The editorial noted that despite Prime Minister Nawaz Sharif's reiterations of resolve to counter terrorism and the detention of Maulana Masood Azhar of the Jaish-e-Mohammad, accused of masterminding the Pathankot attack, "immense uncertainty looms over the (preliminary) meeting of the foreign secretaries in order to pave the way for the Bilateral Comprehensive Dialogue to follow".
"Both sides seem firmly bogged down in the old and worn ruts, particularly since Islamabad insists the 'evidence' regarding the Pathankot attack provided by India is 'insufficient'."
It went on to say that if there is a chink of light "one is the statement of the Pakistan High Commissioner in New Delhi Abdul Basit, who is confident the foreign secretary talks will begin in February and the other the report that the Pakistani and Indian foreign secretaries could meet this week on the sidelines of a conference in San Francisco, where they will take advantage of the opportunity to discuss dates for their formal interaction".
It said that the "apprehension is that this bilateral dialogue may suffer the same fate as the proposed dialogue after the Mumbai attacks".
"Governments in Islamabad and New Delhi changed while both sides were still dancing their minuet around the investigations of that terror attack and even the replacement governments have made little if any progress in that direction.

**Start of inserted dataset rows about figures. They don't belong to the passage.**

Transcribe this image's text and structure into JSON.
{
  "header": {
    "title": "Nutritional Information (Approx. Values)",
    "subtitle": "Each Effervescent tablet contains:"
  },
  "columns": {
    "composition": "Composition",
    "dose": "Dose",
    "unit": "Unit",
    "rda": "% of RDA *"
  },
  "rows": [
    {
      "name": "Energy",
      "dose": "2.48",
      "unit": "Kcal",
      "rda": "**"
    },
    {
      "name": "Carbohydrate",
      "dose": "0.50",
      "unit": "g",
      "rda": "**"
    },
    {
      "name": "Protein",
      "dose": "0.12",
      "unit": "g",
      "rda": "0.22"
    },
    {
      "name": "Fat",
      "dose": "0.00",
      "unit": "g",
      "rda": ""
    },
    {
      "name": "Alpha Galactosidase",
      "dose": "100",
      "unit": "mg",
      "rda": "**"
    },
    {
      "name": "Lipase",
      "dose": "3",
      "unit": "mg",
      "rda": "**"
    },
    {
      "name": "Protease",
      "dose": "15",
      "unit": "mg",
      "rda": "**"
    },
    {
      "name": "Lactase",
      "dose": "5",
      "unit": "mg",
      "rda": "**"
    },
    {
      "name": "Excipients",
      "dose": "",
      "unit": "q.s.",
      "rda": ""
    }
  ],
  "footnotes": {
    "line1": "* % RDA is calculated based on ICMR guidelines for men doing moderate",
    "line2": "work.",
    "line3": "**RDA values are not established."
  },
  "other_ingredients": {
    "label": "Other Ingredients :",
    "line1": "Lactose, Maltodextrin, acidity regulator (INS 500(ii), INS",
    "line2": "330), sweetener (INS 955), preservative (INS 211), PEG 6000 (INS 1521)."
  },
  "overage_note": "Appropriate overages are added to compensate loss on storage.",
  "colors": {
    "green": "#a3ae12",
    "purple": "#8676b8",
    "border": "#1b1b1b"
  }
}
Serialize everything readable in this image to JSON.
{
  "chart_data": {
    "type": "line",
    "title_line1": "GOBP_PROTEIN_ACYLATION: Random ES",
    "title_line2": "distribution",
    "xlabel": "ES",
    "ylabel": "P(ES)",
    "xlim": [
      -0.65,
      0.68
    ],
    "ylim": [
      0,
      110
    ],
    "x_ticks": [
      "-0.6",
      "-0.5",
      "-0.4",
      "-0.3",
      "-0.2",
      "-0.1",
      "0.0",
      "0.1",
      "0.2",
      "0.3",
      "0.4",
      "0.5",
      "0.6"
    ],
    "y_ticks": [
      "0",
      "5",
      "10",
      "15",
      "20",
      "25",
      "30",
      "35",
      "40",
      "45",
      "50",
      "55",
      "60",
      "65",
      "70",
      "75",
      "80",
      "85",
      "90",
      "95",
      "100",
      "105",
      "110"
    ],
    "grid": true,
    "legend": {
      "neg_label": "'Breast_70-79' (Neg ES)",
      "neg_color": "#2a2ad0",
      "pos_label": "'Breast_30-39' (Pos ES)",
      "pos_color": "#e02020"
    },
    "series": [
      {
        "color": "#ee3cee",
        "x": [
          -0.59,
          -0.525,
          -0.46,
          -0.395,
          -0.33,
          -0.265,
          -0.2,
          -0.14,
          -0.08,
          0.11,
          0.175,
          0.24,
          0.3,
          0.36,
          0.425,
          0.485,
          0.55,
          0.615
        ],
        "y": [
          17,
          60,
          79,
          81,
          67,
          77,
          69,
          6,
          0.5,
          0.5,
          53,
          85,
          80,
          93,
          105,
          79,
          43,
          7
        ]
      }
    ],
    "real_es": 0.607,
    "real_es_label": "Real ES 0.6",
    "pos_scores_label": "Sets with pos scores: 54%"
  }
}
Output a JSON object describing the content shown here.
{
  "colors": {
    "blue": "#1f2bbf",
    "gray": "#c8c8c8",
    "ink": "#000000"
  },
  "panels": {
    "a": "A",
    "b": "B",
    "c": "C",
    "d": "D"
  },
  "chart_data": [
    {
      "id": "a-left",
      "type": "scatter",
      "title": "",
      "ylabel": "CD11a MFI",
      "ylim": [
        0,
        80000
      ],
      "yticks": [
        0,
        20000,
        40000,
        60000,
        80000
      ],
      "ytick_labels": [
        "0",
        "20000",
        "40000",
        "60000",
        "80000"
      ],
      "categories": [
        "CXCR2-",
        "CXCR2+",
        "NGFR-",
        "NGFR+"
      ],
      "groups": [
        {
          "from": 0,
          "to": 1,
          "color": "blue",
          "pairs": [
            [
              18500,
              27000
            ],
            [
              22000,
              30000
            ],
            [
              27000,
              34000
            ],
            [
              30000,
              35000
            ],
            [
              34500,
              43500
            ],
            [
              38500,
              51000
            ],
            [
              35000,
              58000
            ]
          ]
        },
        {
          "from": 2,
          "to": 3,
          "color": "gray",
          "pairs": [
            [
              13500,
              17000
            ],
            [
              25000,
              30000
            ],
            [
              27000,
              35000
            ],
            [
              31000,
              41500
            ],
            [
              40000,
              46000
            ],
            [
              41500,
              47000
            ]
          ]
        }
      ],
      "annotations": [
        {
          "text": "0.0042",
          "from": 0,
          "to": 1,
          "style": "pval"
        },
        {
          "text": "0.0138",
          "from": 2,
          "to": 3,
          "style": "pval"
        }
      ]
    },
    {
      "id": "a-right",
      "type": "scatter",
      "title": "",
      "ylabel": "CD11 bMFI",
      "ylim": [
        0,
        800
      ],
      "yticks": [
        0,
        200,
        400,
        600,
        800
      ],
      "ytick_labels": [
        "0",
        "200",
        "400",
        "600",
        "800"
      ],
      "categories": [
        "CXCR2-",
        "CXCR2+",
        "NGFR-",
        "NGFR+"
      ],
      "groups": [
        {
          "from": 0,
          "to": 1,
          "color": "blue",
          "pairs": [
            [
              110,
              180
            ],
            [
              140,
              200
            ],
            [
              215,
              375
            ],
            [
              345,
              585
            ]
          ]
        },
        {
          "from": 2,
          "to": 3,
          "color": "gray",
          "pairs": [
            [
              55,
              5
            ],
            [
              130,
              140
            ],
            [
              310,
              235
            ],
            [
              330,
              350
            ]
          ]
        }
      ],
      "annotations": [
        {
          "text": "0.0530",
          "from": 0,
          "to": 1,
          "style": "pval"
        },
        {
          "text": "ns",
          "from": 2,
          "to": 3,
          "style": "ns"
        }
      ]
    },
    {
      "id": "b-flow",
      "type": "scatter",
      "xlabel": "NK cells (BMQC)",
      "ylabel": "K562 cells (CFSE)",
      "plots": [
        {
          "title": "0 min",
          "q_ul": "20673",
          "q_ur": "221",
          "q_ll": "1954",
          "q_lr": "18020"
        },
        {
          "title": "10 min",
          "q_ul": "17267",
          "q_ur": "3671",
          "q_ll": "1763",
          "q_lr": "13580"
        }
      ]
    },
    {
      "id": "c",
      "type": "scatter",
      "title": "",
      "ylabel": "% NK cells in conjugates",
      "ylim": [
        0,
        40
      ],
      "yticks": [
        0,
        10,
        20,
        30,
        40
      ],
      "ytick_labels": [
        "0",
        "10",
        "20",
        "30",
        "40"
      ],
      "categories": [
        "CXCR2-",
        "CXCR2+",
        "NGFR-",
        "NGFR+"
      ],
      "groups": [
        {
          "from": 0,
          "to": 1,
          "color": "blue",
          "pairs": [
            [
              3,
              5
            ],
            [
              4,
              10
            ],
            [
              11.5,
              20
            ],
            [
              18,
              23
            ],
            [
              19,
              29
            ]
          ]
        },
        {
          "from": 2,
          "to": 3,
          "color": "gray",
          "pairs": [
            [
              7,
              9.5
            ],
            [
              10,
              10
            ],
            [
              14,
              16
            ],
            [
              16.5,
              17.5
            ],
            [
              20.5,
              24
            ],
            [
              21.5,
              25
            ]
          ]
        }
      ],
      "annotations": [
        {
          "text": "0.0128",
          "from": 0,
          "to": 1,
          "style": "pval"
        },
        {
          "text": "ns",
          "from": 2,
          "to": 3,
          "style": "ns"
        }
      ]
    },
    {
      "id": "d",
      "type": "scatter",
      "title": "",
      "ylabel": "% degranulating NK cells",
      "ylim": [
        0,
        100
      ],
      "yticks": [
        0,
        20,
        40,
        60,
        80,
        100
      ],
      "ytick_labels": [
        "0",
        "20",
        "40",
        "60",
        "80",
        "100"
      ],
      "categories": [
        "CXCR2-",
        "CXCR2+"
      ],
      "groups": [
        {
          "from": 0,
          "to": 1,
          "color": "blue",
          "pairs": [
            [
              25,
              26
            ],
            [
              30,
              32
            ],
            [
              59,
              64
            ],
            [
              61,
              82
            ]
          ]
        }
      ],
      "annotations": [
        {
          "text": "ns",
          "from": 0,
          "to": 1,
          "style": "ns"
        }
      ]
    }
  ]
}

Now comes Pathankot just as the two sides had groped their way back to the negotiating table after initial aggressive intent was on display from the Modi government.
"On present trends at least, the post-Pathankot scenario has a chilling resemblance to post-Mumbai."
The daily said that the people of the subcontinent await with a mixture of hope and resignation the reversal of this familiar Pakistan-India impasse.
"...The eminently logical recourse to the weapon of language rather than the time-worn language of weapons remains to be established as the dominant and irreversible currency of the relationship. Hope for the best, but don't hold your breath where these two countries are concerned".